Proseguono i controlli sul territorio. Gestione della pandemia, critico Romano (Iv)

L’AQUILA. Non si fermano i controlli per il rispetto delle norme anticontagio in tutto il territorio provinciale.
Lunedì scorso le forze di polizia (Polizia di Stato, Carabinieri, Guardia di Finanza, Polizia Provinciale e Polizie Municipali della provincia) hanno effettuato sul territorio provinciale 583 controlli personali per Green pass, con due persone sanzionate per mancato possesso del Green pass e 136 attività o esercizi controllati.
E i controlli entrano nel dibattito politico. Critiche a Comune e Asl arrivano dal capogruppo di Italia Viva Paolo Romano, in relazione all’ordinanza, definita “pilatesca”, con cui il classico aperitivo di Natale viene vietato solo a partire dalle 15. Romano allarga la riflessione alla gestione dell’attuale fase di pandemia e annuncia un’interrogazione urgente al sindaco Pierluigi Biondi.
«È certamente una gioia vedere tante persone per il centro della città», sottolinea il consigliere di opposizione, «ma bisogna a ogni costo evitare che si torni a doversi chiudere in casa con il disastro economico e sociale che questo comporterebbe».

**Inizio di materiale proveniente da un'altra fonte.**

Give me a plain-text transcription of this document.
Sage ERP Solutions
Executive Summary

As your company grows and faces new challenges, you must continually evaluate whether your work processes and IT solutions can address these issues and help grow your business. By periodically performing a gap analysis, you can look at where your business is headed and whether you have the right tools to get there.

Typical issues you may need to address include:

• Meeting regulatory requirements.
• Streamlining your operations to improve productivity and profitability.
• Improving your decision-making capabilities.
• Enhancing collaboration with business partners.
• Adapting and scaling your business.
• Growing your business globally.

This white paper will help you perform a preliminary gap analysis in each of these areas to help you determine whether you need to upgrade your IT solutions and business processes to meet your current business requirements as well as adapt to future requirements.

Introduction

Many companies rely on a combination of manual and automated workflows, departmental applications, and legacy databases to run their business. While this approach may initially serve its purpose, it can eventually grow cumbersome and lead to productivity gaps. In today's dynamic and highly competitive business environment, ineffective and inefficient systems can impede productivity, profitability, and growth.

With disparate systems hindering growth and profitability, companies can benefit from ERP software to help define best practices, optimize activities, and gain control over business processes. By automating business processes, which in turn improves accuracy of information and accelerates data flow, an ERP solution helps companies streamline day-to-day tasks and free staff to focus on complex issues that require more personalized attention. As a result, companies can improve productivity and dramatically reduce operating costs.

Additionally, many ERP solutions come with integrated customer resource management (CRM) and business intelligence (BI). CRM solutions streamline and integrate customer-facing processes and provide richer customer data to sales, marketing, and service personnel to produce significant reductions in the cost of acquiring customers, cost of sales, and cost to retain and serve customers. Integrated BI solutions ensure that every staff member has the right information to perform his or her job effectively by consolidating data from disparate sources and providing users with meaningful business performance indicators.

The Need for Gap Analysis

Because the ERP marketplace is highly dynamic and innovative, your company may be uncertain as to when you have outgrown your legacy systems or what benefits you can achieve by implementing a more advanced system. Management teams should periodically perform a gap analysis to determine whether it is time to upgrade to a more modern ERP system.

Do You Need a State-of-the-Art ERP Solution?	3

Romano ricorda i recenti disagi causati dalle lunghe file per effettuare i tamponi a Collemaggio, «ai quali si aggiungono i turni anche di 12 ore per i pochissimi medici vaccinatori che si trovano a dover affrontare le terze dosi e insieme le prime sui bambini. Ma quello che temo di più è che sia già saltato il tracciamento dei casi positivi, con le conseguenze che si sono già viste nelle precedenti ondate virali».
Secondo il capogruppo di Italia Viva, «l’esperienza non ha evidentemente insegnato nulla. Il sindaco, massima autorità sanitaria della città, presidente del comitato ristretto dei sindaci, decide infatti, insieme al prefetto, che L’Aquila non seguirà le orme prudenziali degli altri capoluoghi italiani sopprimendo in queste festività ogni evento attrattore di assembramenti. E questo nonostante in città si stia registrando un evidente aumento dei contagi e sia stato persino isolato il primo caso di variante Omicron. Per il tradizionale aperitivo della vigilia si emette un’ordinanza pilatesca di divieto di somministrazione alcolici dopo le 15. Scelte politiche scellerate nella decisione e persino nelle modalità», conclude Romano, «che non eviteranno il rischio di assembramenti».